Q. How do you know if you have developed seasonal allergies? Last year, I think I experienced them for the first time.
A. If you’re uncertain you have seasonal allergies, look no farther than your nose. When your beak is irritated by allergens from pollen or mold spores, it lets forth with a fairly constant flow of clear and thin mucous. This is known as allergic rhinitis or "hay fever." A good way to tell allergic rhinitis from the common cold is by how long the sniffles last. While a cold typically hangs around for a week to 10 days, allergic rhinitis can stretch on for weeks or even months. What's worse, many people have additional symptoms that have one thing in common—they impact a person's quality of life. These include:
- Frequent sneezing
- Runny or stuffy nose
- Temporary loss of smell due to the constant runny nose
- Postnasal drip with coughing
- Itchy nose and throat
- Itchy, runny and burning eyes
- Allergic conjunctivitis (inflammation along the lids causing redness and even crusting)
- Dark circles under the eyes caused by increased blood flow to the sinuses; this is referred to as allergic shiners.
Additionally, some people with allergies develop asthma, which may cause coughing, wheezing and shortness of breath.
As far as when your seasonal allergy symptoms will hit, that all depends upon where you live and what you are allergic to. For instance, springtime in the Eastern, Southern and Midwestern parts of the United States brings pollens from trees such as oak, maple, juniper and elm. When early summer arrives, so does pollen from grasses such as bluegrass, timothy and orchard grass. In the later part of the summer, ragweed greets allergic individuals with a blast of pollen.
If you live in the Western part of the county, some species of trees give off their pollen from December through March. In the Southwest, the pollinating season for grasses may last from early spring through early summer. In the fall, pollen from weeds such as sagebrush and Russian thistle can be found all over the place (clothes, car, home, office, even on your outdoor pet). And, to add even more allergic insult, no matter what part of the country you live in, mold spores can be airborne from the spring all the way through late fall. Depending upon what pollens or mold spores you are allergic to, your personal allergy season may last a few weeks or many months.
Fortunately, through personal experience and/or allergy testing, many people identify what sets off their seasonal allergies (for example, that overgrown lawn your husband forgot to mow). In these cases, avoidance of allergy triggers as well as preventive measures will help to decrease those annoying symptoms.
- Trying to minimize outdoor activity between 5 a.m to 10 a.m., as well as on dry and windy days. During these times pollen levels are at their peak.
- Shower and wash your hair every night. This will help rinse off the pollen and mold spores it collected during the day.
- Place pillows and mattresses in washable covers.
- Clean bed linen often.
- Drying your clothes indoors and not on an outdoors clothesline. This way, pollen and mold spores aren't blown onto them.
- Keep home and car windows closed and use an air conditioner. Change the filters often.
- Use a vacuum with a high-efficiency particulate air (or HEPA) filter.
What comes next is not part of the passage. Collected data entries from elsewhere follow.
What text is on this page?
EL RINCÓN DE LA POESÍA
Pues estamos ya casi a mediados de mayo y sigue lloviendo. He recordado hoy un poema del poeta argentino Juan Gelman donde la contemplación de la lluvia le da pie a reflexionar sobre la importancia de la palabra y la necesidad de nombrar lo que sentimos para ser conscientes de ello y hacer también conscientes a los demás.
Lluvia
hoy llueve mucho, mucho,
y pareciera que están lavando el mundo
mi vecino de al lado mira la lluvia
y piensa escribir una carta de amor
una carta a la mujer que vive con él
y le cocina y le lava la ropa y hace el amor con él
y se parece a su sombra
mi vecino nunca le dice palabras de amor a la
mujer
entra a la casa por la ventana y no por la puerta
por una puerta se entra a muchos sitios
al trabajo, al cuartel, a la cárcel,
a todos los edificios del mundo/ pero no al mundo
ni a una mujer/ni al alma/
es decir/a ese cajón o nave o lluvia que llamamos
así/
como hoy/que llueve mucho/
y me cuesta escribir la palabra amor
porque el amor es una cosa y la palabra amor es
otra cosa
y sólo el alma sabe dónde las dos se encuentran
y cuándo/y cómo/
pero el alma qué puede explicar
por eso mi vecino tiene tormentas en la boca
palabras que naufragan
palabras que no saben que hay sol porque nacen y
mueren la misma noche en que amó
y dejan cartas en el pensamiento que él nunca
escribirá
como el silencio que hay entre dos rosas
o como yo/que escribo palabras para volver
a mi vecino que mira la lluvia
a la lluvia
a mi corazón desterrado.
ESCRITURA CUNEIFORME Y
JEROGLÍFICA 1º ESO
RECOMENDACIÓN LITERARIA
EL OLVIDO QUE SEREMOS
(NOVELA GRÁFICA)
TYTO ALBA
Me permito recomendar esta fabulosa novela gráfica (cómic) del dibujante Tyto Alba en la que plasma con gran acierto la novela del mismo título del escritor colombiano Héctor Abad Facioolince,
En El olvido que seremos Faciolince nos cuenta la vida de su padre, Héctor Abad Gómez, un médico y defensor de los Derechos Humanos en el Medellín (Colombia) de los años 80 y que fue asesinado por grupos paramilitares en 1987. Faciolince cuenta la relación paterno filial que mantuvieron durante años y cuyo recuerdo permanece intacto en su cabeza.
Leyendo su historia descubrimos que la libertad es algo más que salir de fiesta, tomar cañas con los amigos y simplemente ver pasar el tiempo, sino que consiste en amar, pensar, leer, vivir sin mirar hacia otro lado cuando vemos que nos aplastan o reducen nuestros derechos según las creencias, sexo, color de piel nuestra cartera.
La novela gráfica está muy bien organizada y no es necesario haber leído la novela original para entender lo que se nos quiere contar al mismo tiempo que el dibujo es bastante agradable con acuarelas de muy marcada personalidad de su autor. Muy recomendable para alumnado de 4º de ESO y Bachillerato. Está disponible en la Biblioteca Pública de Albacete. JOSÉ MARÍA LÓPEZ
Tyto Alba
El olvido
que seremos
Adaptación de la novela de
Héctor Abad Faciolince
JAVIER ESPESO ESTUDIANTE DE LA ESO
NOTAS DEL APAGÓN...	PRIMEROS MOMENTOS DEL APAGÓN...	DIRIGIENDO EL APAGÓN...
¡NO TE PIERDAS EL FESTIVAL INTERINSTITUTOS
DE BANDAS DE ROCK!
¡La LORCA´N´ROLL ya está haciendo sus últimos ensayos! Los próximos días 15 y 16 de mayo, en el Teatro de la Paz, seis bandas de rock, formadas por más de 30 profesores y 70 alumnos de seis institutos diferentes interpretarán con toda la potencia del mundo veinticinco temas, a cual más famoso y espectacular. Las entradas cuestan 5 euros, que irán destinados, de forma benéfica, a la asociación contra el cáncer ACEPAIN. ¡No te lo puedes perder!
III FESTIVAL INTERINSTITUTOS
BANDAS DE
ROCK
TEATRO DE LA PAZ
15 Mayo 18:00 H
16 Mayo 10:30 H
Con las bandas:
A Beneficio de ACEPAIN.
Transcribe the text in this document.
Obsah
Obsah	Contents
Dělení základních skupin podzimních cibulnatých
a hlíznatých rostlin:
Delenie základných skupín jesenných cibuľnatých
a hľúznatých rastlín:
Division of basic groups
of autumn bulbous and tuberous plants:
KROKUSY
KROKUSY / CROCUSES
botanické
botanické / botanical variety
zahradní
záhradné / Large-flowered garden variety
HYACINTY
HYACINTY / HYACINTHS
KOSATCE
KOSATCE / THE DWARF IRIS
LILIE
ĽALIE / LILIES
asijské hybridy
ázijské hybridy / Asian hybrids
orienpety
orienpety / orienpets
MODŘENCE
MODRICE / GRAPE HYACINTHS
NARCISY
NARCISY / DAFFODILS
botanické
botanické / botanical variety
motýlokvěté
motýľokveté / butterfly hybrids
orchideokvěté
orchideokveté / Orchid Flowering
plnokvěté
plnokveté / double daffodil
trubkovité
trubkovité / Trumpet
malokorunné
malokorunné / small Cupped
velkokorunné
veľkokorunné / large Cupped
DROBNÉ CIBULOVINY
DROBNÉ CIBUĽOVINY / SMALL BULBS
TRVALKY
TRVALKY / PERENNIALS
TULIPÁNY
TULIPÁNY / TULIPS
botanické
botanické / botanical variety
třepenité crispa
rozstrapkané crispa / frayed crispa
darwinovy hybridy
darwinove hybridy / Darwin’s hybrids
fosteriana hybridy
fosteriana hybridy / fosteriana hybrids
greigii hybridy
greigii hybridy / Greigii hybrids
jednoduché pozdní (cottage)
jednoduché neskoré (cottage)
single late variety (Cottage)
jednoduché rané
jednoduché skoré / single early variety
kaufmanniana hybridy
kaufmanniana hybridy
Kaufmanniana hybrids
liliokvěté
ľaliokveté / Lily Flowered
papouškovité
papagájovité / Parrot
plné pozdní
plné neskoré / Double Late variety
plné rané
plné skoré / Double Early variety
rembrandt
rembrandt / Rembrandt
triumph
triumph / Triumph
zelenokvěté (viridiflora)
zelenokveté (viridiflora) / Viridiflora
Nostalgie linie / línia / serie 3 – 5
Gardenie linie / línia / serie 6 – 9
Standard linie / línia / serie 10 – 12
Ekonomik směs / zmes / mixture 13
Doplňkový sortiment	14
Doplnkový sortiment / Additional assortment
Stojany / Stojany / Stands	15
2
- Bathe outdoor pets often in order to minimize the amount of pollen and mold spores they spread around the house.
- Wear a filter mask while gardening or mowing the lawn.
- Stay indoors if possible on high pollen-count days. To keep track of this number, check out the Web site of the National Allergy Bureau.
If avoidance and preventive measures don't help, there is still hope. Speak with your primary care physician or allergy specialist. Fortunately, we have a wide array of medications that can decrease your allergy symptoms and increase your enjoyment of the changing seasons.